Skandia is warning that applying customer-agreed remuneration to pensions could result in an unauthorised payment and has called for clarification from the Revenue and the FSA.

The company says any fees for advice that are deducted from a pension contract must not result in any tax consequences for the policyholder.

It says an unintended consequence of CAR could mean that charges paid from the client’s pension fund could be classed as an unauthorised payment which would attract a tax penalty.

Skandia says the new rules must be drafted so that any payment from a pension contract to a third party in lieu of services rendered in delivering financial advice should not create an unauthorised payment.

The provider also says the FSA must ensure that CAR is VAT-exempt, regardless of whether the adviser is paid via a straight fee, a fee deduction or commission from the product.

Skandia strategy director Michelle Cracknell says it is important that CAR is introduced and applied in a simple way without confusion and inconsistency.

She says: “There should be encouragement for those seeking advice and saving for their retirement.

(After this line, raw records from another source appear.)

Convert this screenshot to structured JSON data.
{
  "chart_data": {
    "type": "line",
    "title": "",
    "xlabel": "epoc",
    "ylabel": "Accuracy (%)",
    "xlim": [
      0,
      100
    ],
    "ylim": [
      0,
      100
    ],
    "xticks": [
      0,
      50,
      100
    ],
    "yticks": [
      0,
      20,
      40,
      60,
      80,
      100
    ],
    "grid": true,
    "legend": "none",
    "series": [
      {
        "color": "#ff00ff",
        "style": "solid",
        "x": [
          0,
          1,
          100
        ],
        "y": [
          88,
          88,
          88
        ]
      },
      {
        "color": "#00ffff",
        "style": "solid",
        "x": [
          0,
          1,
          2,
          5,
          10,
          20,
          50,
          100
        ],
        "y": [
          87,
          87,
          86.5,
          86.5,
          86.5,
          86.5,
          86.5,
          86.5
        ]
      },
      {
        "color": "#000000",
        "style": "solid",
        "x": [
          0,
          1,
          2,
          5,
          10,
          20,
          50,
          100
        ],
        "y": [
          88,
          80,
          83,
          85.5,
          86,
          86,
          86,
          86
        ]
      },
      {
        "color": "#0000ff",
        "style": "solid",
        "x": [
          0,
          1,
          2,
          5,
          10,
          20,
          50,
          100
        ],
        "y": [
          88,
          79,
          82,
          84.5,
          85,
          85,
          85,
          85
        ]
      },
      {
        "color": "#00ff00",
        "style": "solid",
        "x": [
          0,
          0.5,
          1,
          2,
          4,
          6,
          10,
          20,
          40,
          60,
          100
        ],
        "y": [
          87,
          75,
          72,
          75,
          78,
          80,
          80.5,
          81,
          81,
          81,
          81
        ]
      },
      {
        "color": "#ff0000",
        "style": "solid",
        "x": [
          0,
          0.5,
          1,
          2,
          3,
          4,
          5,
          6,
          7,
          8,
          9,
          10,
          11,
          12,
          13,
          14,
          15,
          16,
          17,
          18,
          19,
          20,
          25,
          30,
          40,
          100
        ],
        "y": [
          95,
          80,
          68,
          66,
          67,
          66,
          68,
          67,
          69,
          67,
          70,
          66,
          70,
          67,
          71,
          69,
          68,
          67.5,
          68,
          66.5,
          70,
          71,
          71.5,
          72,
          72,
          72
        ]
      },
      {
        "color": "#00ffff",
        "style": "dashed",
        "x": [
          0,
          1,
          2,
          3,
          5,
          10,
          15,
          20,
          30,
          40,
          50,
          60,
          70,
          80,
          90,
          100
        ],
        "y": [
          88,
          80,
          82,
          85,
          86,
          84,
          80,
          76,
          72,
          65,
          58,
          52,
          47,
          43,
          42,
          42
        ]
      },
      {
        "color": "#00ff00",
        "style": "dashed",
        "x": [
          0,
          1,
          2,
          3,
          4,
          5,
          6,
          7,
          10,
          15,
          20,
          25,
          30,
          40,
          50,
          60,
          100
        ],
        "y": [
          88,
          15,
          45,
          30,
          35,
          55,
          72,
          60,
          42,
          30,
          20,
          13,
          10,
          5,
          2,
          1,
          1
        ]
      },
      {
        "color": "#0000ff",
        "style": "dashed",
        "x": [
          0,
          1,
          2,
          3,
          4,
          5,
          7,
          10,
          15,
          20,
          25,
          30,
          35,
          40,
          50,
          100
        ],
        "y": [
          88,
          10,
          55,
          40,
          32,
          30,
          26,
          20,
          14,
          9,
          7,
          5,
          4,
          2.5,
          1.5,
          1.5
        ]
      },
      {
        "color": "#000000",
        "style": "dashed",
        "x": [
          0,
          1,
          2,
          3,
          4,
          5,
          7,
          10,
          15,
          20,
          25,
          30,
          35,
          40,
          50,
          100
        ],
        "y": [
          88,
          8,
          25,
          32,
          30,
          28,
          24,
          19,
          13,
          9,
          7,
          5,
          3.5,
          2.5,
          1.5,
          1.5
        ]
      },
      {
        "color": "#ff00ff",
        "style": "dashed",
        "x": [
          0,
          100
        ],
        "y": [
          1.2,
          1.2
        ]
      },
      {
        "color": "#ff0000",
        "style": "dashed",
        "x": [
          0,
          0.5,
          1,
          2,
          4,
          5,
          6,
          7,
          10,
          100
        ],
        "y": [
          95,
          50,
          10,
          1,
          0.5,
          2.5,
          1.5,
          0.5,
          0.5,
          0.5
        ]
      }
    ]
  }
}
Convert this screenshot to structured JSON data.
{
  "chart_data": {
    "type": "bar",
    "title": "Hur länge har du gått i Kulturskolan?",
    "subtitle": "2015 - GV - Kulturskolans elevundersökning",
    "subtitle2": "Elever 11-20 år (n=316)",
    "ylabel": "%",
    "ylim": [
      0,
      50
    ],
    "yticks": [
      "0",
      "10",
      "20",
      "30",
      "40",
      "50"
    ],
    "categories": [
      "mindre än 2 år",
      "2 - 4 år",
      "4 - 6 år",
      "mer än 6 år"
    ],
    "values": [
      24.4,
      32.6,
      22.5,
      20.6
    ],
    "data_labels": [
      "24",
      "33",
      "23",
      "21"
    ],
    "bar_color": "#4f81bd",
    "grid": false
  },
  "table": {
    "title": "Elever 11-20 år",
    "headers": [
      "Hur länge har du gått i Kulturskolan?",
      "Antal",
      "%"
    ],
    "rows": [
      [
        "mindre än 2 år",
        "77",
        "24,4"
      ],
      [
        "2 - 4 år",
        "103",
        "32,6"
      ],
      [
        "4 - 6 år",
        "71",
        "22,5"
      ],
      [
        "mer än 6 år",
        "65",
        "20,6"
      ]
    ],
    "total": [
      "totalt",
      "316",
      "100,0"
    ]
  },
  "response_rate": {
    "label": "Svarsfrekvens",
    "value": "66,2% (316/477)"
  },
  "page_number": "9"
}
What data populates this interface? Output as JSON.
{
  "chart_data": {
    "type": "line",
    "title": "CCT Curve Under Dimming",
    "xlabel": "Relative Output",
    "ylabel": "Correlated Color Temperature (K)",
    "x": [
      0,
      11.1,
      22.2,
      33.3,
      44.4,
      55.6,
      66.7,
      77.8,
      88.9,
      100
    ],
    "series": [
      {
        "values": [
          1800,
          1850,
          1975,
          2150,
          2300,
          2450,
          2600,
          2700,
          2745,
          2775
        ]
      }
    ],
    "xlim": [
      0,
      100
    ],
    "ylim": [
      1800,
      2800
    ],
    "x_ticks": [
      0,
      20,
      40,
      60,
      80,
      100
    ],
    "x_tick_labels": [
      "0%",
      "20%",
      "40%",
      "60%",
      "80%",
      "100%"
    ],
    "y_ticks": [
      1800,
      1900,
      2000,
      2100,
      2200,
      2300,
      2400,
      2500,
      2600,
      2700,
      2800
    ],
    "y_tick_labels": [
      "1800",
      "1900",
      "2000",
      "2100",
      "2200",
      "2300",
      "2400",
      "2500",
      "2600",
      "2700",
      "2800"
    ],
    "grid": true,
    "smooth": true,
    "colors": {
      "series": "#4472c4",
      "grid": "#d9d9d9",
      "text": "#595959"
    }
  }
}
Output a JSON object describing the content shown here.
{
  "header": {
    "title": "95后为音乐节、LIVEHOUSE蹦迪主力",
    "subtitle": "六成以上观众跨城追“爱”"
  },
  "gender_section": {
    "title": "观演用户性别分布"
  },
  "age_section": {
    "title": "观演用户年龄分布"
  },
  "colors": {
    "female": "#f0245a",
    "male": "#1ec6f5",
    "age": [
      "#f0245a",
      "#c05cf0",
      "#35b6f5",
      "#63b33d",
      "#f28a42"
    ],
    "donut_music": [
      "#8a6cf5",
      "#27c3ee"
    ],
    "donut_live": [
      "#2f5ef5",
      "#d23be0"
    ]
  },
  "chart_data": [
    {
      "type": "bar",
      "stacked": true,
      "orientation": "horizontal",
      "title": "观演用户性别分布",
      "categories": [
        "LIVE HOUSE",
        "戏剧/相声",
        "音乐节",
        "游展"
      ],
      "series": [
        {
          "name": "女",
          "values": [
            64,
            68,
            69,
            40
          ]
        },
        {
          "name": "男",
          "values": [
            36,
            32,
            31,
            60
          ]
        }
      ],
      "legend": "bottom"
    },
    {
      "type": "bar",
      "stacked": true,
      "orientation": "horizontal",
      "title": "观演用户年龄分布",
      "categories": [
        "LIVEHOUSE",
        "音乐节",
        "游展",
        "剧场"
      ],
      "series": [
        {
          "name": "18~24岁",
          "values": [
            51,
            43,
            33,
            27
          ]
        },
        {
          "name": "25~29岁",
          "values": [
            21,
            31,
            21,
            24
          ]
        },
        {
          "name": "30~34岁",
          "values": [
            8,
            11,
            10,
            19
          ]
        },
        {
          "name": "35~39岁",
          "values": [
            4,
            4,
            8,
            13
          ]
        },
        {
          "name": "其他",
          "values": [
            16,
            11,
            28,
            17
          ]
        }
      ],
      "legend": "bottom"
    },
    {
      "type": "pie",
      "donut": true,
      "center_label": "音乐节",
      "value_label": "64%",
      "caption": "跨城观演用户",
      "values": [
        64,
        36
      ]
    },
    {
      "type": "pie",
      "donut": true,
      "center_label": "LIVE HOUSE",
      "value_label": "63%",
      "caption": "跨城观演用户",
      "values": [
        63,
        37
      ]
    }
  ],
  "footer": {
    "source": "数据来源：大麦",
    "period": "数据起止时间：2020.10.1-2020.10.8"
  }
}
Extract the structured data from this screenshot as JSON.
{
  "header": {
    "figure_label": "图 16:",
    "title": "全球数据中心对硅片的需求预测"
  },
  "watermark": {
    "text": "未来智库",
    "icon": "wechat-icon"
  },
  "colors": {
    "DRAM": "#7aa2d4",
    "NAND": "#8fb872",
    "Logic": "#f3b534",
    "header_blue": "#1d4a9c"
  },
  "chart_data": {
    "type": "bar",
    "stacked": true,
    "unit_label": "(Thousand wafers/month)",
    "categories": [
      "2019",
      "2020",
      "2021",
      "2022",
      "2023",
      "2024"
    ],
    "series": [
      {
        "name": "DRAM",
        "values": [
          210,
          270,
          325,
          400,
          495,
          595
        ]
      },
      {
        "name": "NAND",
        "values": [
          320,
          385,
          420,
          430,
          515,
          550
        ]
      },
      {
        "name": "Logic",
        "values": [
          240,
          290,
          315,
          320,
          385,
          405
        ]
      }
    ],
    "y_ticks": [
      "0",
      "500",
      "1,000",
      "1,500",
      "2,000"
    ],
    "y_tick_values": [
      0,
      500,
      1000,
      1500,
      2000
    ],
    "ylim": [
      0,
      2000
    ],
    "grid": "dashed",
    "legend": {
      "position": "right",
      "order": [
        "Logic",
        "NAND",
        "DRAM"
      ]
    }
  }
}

Hence, it should be possible to pay for advice from a pension contract without attracting any tax penalties.”

Hargreaves Lansdown head of pension research Tom McPhail says he believes the Government will ensure that CAR payments will not be classed as unauthorised payments.

McPhail says: “The Treasury is fairly relaxed about commission, so I suspect it will be fairly relaxed about CAR. I do think there should be consistency in regard to VAT under CAR, irrespective of how the adviser is paid.”